From CCRMA Wiki
Everyone in this world (or mostly everyone :P) has a sense of rhythm in the music they listen to. This is the rhythm they dance to; this is the rhythm they sing out while humming the song. So our idea is to somehow enable users to be able to express this rhythm via the manner of beat boxing.
People have made a lot of fun of us (on multiple occasions) while we were completely immersed in beat boxing to our favorite song that came on the radio. This mockery was justified, since in comparison to professional beat boxers, our skills were no where near. So we decided, why not make a new game that helps novices like us learn how to beat box better! And that gave birth to BeatBox Hero!
Based on our premise and motivation, we wanted to build a software that helped users to beat box better and more than that enjoy the whole experience of beat boxing to a song (and not be mocked at!). Deriving inspiration from products such as Tap Tap Revenge and Guitar Hero, we decided to make this a game that people would love playing as well as enhance their beat boxing skills. We experimented with a few ideas and finally settled down to this one.
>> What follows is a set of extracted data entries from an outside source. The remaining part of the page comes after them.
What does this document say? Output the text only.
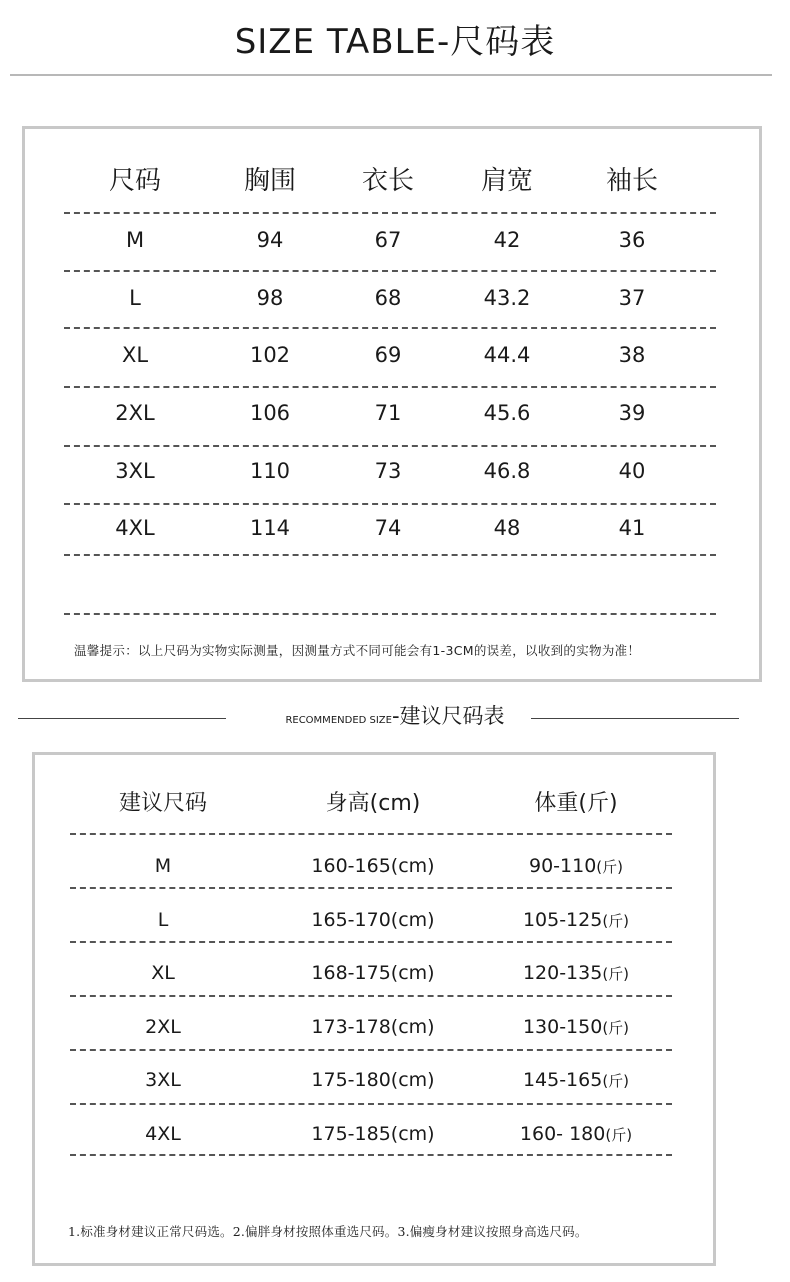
SIZE TABLE-尺码表
尺码	胸围	衣长	肩宽	袖长
M	94	67	42	36
L	98	68	43.2	37
XL	102	69	44.4	38
2XL	106	71	45.6	39
3XL	110	73	46.8	40
4XL	114	74	48	41
温馨提示：以上尺码为实物实际测量，因测量方式不同可能会有1-3CM的误差，以收到的实物为准！
RECOMMENDED SIZE-建议尺码表
建议尺码	身高(cm)	体重(斤)
M	160-165(cm)	90-110(斤)
L	165-170(cm)	105-125(斤)
XL	168-175(cm)	120-135(斤)
2XL	173-178(cm)	130-150(斤)
3XL	175-180(cm)	145-165(斤)
4XL	175-185(cm)	160- 180(斤)
1.标准身材建议正常尺码选。2.偏胖身材按照体重选尺码。3.偏瘦身材建议按照身高选尺码。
The product is a game. It initially allows the user to pick a song they would like to beat box to. This screen looks like
Once a song is selected the game begins. As shown below, the user sees a stream of balls coming down that symbolize beat sounds. Whenever a ball enters the end zone (the grey shaded region), the user is expected to make the sound corresponding to it. We keep a percentage count of the number of beats hit.
The system has 2 major components to it - the beat detection engine and the graphics visualization.
Beat Detection Engine
The purpose of the engine is to be able to detect which beat has been played when a person beat boxes to a song. There are 2 major problems we dealt with here
- Onset detection: The first problem is to figure out when a beat occurs given a stream of audio input. We solved this by basically checking whether the buffer crossed an energy threshold. Furthermore, since we wanted the product to be real time, we just store a small fraction of the beat and work with that so that we can in real time play the beat back.
- Beat pattern matching: Given an audio sample of a beat, we solve the problem of detecting which beat it is. We have 4 kinds of beats possible - bass, midtom, snare and hi-hat. We used audio features to be able to classify which one of the 4 a beat is. Since, the software is real time, the amount of information stored is very less and so complex features could not be used to distinguish between beat sounds. We used simple features such as Zero Crossings, Spectral Centroid and Pitch to distinguish between the beat sounds.
The graphics visualization is an Open GL rendering of a UI similar to Tap Tap Revenge (as shown above).
Team of Two
1. Rohan Jain (firstname.lastname@example.org)
2. Ankit Gupta (email@example.com)
Nov, 9: Detect general beat pattern and tempo from the user sample
Nov 16: Map different styles of notes in the user sample to different percussion instruments
Nov 21: Figure out how the choose a "start" and an "end" for a vocal beat.
Nov 30: Make UI/Visualization
Dec 7: Polish UI and general project.